13 Haziran 2010 Pazar

Kahraman San Marino



Nispeten küçük bir ülkede yaşıyorum. Doğası temiz, ağacı yeşil, insanı sevecen olsa da çok acı çekmiş bir ülke de. Doğal kaynaklarımızmı çok fazlaymış? Hayır. Peki tehditmi ediyormuş bu ufak halk yedi cihanı? E ona da hayır.
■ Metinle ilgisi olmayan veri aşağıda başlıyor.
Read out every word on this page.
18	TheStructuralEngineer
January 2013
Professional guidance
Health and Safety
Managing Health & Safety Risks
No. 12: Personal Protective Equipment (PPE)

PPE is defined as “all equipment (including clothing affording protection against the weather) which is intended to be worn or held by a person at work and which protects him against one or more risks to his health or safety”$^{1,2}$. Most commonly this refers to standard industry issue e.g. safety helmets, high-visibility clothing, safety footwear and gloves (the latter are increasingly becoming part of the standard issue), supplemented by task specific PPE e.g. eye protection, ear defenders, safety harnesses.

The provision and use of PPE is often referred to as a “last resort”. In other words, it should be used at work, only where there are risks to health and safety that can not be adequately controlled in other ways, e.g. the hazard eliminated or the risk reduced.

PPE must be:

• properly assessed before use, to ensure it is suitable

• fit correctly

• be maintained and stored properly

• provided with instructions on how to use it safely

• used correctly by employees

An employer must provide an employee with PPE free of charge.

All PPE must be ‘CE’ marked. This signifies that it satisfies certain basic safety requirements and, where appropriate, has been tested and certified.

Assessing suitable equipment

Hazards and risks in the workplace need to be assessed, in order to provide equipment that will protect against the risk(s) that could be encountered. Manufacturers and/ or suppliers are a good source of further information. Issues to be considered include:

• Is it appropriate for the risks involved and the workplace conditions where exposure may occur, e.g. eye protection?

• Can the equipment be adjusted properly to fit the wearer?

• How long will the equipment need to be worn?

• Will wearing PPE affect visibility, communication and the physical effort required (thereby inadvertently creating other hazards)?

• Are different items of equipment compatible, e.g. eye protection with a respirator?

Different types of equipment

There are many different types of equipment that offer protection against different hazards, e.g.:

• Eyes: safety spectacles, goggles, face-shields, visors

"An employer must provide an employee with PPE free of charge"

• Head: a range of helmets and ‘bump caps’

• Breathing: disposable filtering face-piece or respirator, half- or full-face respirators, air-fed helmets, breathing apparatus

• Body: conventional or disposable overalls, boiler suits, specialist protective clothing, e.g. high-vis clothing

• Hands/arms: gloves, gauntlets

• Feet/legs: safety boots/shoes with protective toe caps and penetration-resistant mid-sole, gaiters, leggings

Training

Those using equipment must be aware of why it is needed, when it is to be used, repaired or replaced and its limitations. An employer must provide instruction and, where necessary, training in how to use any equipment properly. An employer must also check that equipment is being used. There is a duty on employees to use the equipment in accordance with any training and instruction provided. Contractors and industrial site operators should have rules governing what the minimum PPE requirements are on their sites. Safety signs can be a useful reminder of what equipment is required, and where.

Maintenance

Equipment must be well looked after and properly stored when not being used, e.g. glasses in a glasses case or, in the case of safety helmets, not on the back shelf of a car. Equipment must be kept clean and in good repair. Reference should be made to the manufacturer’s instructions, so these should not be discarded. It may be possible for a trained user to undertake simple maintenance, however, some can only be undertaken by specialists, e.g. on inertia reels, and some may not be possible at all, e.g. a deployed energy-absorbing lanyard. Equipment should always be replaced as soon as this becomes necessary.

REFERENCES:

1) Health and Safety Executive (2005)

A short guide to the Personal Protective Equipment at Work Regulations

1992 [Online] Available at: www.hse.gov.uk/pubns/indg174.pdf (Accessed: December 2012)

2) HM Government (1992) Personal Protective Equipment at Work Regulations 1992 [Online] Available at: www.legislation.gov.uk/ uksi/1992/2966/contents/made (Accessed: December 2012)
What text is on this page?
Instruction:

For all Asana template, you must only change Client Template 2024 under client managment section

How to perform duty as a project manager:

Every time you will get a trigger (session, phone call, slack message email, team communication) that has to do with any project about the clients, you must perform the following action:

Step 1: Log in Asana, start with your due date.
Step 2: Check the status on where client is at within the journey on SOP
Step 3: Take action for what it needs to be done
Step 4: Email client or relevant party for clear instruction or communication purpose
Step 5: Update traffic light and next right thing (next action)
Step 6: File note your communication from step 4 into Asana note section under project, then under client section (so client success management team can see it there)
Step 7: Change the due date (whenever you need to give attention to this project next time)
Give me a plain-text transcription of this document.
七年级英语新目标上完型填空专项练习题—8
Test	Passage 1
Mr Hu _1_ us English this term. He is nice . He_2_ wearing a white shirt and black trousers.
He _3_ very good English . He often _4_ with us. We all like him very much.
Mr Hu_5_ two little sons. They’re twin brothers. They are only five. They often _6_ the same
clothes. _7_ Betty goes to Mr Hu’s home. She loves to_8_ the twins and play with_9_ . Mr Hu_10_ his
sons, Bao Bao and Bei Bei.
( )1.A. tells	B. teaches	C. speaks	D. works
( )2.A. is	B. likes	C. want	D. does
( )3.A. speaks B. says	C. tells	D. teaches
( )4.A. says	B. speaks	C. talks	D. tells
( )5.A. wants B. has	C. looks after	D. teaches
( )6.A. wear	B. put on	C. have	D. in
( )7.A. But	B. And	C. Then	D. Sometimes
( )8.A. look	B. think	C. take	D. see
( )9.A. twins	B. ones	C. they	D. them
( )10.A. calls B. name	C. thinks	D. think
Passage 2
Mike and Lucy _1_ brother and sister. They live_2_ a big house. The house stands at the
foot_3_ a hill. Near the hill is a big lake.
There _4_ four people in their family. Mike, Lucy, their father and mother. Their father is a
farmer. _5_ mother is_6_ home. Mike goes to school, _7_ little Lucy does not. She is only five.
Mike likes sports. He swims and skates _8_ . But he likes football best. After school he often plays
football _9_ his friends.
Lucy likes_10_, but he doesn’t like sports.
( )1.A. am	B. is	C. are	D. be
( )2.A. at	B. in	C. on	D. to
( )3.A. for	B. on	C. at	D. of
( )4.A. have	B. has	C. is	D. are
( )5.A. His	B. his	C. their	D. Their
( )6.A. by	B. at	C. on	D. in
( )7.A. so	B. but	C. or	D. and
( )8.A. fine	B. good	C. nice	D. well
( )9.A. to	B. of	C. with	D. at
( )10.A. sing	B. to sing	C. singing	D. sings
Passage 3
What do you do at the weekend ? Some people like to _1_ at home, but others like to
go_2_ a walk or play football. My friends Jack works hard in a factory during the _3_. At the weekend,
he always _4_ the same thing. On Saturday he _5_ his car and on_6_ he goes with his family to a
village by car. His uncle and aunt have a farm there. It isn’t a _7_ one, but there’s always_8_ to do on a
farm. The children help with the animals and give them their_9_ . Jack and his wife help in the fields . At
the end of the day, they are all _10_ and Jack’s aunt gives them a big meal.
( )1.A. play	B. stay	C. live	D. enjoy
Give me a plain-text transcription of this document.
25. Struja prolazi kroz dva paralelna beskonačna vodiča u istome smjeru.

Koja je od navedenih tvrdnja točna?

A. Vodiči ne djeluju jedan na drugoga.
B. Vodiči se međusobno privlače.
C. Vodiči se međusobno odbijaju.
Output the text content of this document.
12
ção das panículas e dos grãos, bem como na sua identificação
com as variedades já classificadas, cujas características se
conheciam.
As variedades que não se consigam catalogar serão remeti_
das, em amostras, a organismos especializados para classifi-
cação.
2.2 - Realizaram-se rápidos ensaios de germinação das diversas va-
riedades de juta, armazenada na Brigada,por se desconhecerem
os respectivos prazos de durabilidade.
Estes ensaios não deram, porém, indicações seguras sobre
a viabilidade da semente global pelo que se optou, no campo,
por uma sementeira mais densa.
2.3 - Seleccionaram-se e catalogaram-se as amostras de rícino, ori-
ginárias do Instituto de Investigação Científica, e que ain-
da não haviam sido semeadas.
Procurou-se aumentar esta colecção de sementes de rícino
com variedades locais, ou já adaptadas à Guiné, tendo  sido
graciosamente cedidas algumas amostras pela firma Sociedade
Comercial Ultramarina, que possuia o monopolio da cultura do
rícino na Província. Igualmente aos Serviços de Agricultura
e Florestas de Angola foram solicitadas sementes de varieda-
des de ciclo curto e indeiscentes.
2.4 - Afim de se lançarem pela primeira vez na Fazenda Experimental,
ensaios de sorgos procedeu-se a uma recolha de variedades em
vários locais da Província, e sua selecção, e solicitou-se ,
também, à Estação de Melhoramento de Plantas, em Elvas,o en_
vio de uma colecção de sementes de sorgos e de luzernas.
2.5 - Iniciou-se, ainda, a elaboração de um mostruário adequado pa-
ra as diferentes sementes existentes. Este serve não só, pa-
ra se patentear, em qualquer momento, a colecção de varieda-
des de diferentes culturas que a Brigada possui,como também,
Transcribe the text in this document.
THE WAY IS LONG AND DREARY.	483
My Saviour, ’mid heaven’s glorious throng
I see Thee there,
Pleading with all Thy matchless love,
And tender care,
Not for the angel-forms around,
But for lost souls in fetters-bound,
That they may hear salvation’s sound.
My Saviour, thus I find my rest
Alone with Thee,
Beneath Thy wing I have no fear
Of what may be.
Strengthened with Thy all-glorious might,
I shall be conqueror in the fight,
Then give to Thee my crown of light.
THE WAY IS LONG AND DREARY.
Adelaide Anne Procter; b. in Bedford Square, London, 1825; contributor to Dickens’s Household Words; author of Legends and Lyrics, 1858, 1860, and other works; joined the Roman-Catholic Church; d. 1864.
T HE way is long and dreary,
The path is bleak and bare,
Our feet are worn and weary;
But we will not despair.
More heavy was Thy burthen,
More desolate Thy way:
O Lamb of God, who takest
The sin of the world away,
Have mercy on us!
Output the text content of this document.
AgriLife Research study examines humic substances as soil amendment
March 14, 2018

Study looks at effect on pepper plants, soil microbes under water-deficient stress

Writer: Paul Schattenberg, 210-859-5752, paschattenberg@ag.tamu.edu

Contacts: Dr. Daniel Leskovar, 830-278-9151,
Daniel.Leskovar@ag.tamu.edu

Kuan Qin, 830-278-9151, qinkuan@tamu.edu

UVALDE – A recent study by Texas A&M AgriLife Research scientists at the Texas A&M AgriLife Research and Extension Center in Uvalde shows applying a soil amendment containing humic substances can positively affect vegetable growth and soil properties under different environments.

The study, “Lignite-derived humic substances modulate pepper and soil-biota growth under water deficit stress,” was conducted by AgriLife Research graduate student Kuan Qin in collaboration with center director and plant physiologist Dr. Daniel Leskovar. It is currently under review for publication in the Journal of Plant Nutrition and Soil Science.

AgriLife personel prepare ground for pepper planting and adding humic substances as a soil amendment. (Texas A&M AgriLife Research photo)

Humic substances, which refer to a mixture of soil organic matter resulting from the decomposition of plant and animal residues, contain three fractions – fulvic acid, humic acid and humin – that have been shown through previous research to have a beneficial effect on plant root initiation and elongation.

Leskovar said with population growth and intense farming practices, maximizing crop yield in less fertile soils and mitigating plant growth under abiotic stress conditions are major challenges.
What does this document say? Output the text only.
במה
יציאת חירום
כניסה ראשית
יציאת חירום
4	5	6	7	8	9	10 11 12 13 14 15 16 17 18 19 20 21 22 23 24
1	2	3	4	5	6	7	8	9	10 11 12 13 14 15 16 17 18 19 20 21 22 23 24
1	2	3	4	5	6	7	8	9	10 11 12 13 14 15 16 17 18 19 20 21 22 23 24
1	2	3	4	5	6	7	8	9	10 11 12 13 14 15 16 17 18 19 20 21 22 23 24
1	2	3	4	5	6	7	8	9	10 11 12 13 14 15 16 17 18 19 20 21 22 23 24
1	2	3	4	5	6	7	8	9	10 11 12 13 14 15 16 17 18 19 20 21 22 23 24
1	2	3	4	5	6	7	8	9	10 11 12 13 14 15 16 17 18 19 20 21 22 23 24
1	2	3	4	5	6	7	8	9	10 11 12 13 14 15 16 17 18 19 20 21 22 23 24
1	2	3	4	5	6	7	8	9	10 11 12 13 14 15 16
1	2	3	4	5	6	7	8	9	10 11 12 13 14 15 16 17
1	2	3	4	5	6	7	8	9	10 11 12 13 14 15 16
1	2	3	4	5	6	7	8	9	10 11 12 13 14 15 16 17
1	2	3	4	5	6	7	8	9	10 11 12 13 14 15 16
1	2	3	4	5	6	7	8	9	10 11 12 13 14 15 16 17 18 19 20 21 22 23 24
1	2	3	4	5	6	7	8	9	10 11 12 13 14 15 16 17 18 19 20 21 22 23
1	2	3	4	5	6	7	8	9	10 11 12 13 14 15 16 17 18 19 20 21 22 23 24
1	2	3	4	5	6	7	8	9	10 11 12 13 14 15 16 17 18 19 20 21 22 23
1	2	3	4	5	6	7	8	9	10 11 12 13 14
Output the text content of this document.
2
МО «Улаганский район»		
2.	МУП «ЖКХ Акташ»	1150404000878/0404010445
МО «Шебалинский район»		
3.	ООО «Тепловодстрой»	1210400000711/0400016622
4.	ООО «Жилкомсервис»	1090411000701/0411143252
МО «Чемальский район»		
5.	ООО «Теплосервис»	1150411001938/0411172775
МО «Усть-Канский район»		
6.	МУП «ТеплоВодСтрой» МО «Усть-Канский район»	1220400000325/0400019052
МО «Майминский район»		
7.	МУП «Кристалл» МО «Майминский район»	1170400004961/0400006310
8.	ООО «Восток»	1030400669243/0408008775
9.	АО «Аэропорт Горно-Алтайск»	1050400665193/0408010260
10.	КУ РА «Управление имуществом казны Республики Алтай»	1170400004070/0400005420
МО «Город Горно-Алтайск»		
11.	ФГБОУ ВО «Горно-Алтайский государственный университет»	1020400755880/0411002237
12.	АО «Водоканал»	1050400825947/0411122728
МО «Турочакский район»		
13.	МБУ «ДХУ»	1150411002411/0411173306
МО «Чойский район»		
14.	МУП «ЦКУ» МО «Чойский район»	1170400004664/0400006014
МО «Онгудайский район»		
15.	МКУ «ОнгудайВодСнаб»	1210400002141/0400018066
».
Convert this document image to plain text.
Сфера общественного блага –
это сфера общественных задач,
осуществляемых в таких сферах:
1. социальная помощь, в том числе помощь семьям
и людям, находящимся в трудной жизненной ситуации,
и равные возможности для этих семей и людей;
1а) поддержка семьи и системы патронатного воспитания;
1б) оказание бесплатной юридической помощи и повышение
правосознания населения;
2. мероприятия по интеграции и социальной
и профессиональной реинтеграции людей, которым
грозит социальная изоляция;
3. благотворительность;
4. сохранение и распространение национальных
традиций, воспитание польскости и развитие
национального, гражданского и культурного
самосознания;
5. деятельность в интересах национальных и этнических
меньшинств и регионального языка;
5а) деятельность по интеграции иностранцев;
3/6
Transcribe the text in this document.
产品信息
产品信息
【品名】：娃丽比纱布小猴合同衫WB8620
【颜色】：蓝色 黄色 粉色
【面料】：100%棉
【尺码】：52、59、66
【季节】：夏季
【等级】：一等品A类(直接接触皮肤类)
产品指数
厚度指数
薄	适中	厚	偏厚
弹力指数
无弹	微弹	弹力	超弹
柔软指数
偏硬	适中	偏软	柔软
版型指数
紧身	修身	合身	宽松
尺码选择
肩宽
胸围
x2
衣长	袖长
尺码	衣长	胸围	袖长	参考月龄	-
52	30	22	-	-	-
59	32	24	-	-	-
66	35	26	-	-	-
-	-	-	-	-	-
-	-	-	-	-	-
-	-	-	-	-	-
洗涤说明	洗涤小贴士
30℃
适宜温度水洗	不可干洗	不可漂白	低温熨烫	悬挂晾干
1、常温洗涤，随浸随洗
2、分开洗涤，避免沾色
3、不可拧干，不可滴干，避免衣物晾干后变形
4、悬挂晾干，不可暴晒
Peki neden çekmiş bu halk bu kadar acı? Coğrafi koşulu dünyanın en güel denizinin ortasında olduğu, petrolün yakın olduğu, her yeri gören bir coğrafyada yaşadışı için çekmiş bu acıyı bu halk.

Feodalitenin çöküşünün ardından dünya haritasındaki değişimlere göz atacak olursak merkeziyetçi devletlerin arttığını görürüz. Milli veya siyasi nedenlerle ayrılan halklar bile zaman içinde kendi birliklerni sağlamış ve devlet oluşturmuşlar. Küçük halklar “büyük abilerine” katılmışlar. Katılmayanlar ise sonu Kıbrıs gibi olmuş… Ama bir dakika! San Marino ! Sanırım tezlerimi bozdu şu küçük . Şimdi sorma zamanı nasıl dayanmış bu ülke.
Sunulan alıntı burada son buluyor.